In his teaching, Dr. Valdez focuses on introductory courses and interdisciplinary approaches to bringing students to “big questions,” questions that are fundamental to the lived human experience. Kant, for instance, suggests that all worthwhile questions relate to four central questions: 1) What can I know? 2) What must I do? 3) What can I hope for? 4) What is a human being?

Professor Chelsea Wegrzyniak
Adjunct Professor

Professor Wegrzyniak holds a B.A. in Philosophy from Idaho State University. She earned her M.A. in Philosophy at the University of Wisconsin – Milwaukee where her culminating exams were in the area of Feminist Ethics. She has taught at Fordham University and most recently at Vanderbilt University. Recent presentations include Character from Commitments: A Project-Based Account of Personal Ethics from Bernard Williams (Vanderbilt University); From “the Feminine” to the Feminist: Finding a Contribution to Feminist Ethics in “Totality and Infinity” (Fordham Philosophical Society); Social Contention Through Capability Demonstration: A Pragmatist Answer to Bias in Moral Principle Formation (Long Island Philosophical Society).

Dr. Youssef Yacoubi
Assistant Professor & Director, Arabic Studies Program
Department of Languages Literatures and Cultures

Dr. Yacoubi is a comparatist and critical theorist interested in the literary, theological and cultural intersections between Mediterranean, Islamic, Arab, British and North American traditions of thought and critique. He has taught at the Ohio State University as an assistant professor in Near Eastern Languages and Cultures, and comparative studies where he was a Denman Undergraduate Research Forum Judge, as Faculty Representative/Examiner, College of Arts and Humanities, and as an advisor for the Undergraduate Fulbright Campus Committee. He has also taught Arabic and Comparative Literature at Bard College and at Hofstra University where he directed the Arabic, and the study abroad programs. He taught in Bard’s First Year Seminar Program and at the Bard College Prison Initiative.
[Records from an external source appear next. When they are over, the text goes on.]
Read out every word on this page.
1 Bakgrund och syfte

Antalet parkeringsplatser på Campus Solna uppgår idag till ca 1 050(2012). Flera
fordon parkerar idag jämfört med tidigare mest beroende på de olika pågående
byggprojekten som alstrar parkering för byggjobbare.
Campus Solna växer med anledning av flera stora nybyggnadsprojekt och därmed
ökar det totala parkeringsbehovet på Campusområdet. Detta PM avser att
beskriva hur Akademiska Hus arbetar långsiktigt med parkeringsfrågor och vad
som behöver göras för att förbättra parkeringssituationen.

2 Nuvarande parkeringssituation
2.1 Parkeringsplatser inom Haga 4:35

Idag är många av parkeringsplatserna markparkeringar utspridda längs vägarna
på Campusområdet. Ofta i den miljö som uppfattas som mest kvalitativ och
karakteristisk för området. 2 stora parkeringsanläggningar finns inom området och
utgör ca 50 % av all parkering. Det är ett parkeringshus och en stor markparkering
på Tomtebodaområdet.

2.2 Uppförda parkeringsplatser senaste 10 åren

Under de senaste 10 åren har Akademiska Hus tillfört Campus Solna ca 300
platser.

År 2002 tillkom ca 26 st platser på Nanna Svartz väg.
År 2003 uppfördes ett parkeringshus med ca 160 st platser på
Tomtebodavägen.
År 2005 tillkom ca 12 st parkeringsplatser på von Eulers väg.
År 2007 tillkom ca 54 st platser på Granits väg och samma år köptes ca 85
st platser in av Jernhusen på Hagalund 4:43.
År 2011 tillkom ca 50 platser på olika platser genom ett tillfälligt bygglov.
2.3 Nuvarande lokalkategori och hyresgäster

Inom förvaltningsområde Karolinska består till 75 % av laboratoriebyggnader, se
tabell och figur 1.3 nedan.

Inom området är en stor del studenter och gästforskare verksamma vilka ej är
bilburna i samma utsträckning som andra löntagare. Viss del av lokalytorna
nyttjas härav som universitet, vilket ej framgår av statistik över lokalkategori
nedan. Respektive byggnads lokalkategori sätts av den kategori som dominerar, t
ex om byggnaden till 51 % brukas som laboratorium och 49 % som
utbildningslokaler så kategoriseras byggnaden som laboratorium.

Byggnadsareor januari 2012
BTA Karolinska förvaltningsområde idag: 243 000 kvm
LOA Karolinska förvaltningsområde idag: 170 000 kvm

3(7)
His teaching interests cover modern and classical Arabic literatures, Arab-American literature, Middle Eastern/ North African intellectual and political history, Francophone/British/Anglophone modern literatures, postcolonial criticism and theory, and philosophy of religion.

Dr. Yacoubi is the author of The Play of Reasons: the Sacred and the Profane in Salman Rushdie’s Fiction, (Peter Lang, 2012) which argues that Salman Rushdie’s eclectic and hybridized work can be situated within an Islamic genealogy of theological and literary traditions. He has published articles on the works of Salman Rushdie, Taha Hussayn, Edward Said, Iqbal Ahmad and Mohammed Arkoun. His research focuses on the interface between critical theories and Islamic thought; the relationship between literature and theology, faith and reason, and questions of democratization through liberal arts within the contexts of the Arab and Islamic worlds. He is on the editorial board of Ikhtilaf: the Journal of Critical Humanities and Social Studies, (Mohammad 1st University, Oujda, Morocco) and is the editor of The Society for Contemporary Thought and the Islamicate World Journal (SCTIW Review).